Safety and Efficacy of Denosumab in an HIV-Infected Patient with Osteoporosis
Presentation Number: SUN 328
Date of Presentation: April 2nd, 2017
Dania S Assad*1 and Wael Taha2
1Wayne State University, Detroit, MI, 2Wayne State University/Detroit Medical Center, Detroit, MI
Introduction: WHO statistics showed that there are 36.7 million people living with HIV in 2015. The prevalence of osteoporosis among patients with HIV treated with antiretroviral therapy (ART) has increased significantly. Alendronate (ALN) and zoledronate (ZOL) are the only two osteoporosis treatments proven to be effective and safe in HIV-infected patients. Denosumab is a very effective treatment of osteoporosis; however, it is thought to negatively affect the immune system. Therefore, denosumab treatment is not considered in HIV due to the fear of opportunistic infections. We report a case of an HIV-infected patient with osteoporosis managed with denosumab.
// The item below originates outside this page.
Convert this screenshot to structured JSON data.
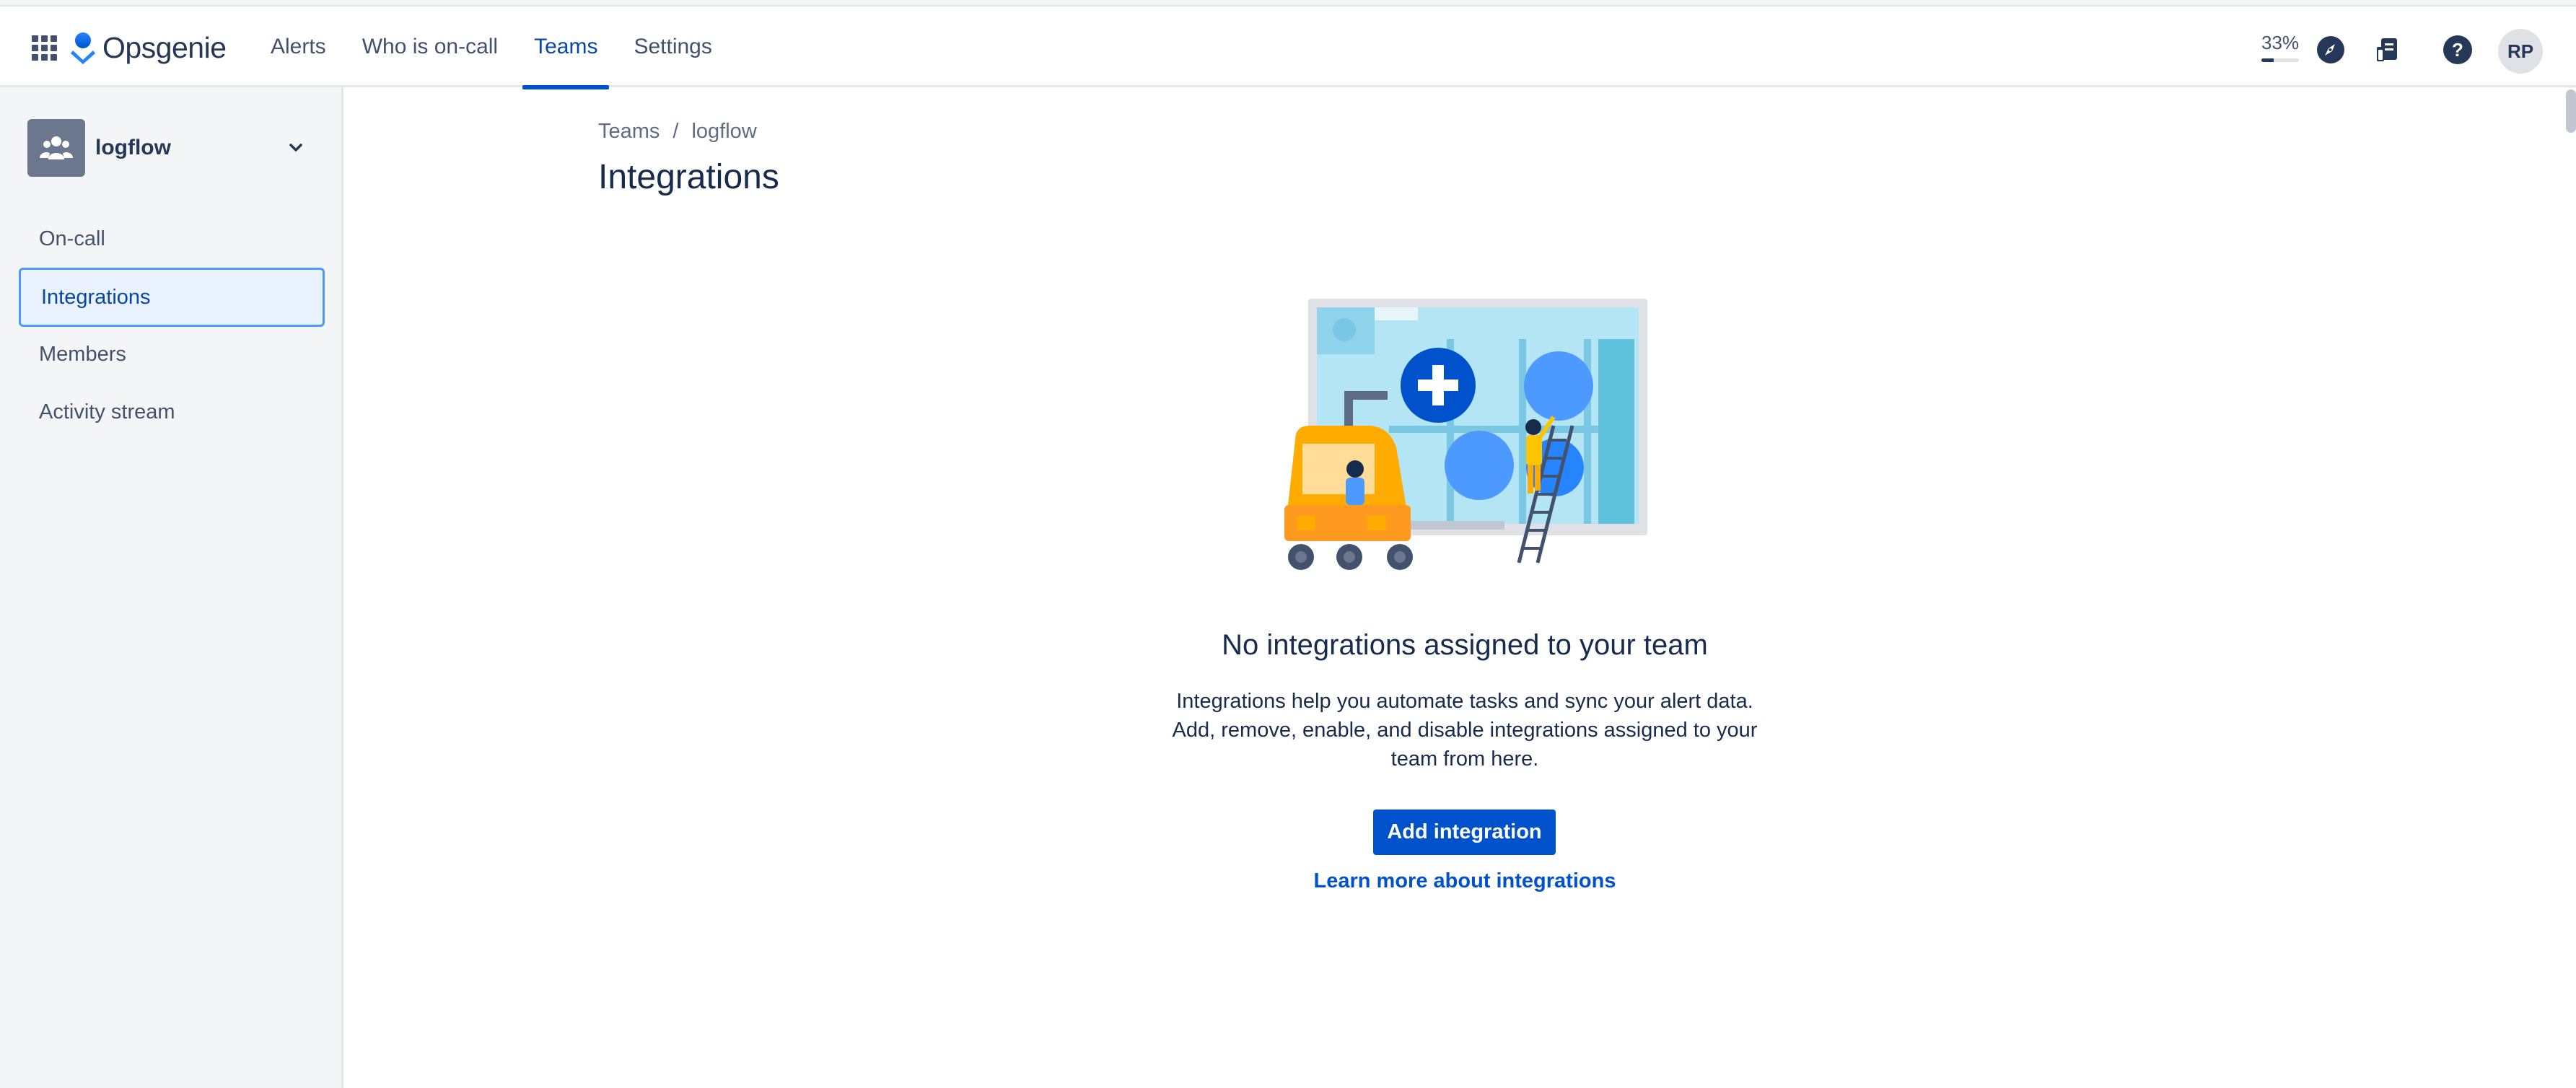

Case Report: A 73-year-old HIV positive African American male-to-female transgender patient presented for evaluation of severe osteoporosis. The first dual-energy x-ray absorptiometry (DEXA) scan done by Hologic scanner showed a bone mineral density (BMD) at the lumbar spine (LS) of 0.604 g/cm² (t score -3.9) and at the left femoral neck (LFN) of 0.389 g/cm² (t score -3.3). Her medical history was significant for HIV treated with efavirenz/emtricitabine/tenofovir, CKD with eGFR 50-60 and a 50-pack-year smoking history. She denied any fracture history, loss of height or any chronic glucocorticoid use. She does not tolerate milk but eats cheese daily. The HIV viral load was undetectable with a CD4 count of 972 cells/mm3. She was treated with ALN 70 mg in addition to calcium and vitamin D supplements. She stopped ALN after a few months due to dyspepsia. At the endocrine clinic, ZOL treatment was suggested, but she declined due to CKD and asked for a treatment that does not affect the kidney. Given the severity of her osteoporosis, she was started on denosumab injections after detailed counseling of the risk. She tolerated the treatment well and reported no skin or other infections. A follow-up DEXA scan by Lunar scanner one year later showed significant improvement in the BMD of the LS, measuring 0.831 g/cm² and LFN of 0.618 g/cm². During all her follow-up visits, she continued to feel well and denied having any infections.
Discussion: Osteoporosis is a growing concern among HIV-infected patients because of the recognized risk of fractures and high morbidity and mortality. Prospective studies of HIV-infected individuals have shown a bone loss of between 2- 6% in the hip and spine during the first year of treatment. ALN and ZOL have been studied in HIV-infected individuals. Denosumab is a fully human monoclonal antibody that inhibits bone resorption through inhibition of the receptor activator of nuclear factor K-ligand. There are concerns about the risk of serious infections with the use of denosumab, limiting its use in HIV-infected patients.
Conclusion: This case suggests denosumab as an effective and safe bone agent that may be used in controlled HIV cases. To our knowledge, this is the first case of denosumab use in an HIV patient.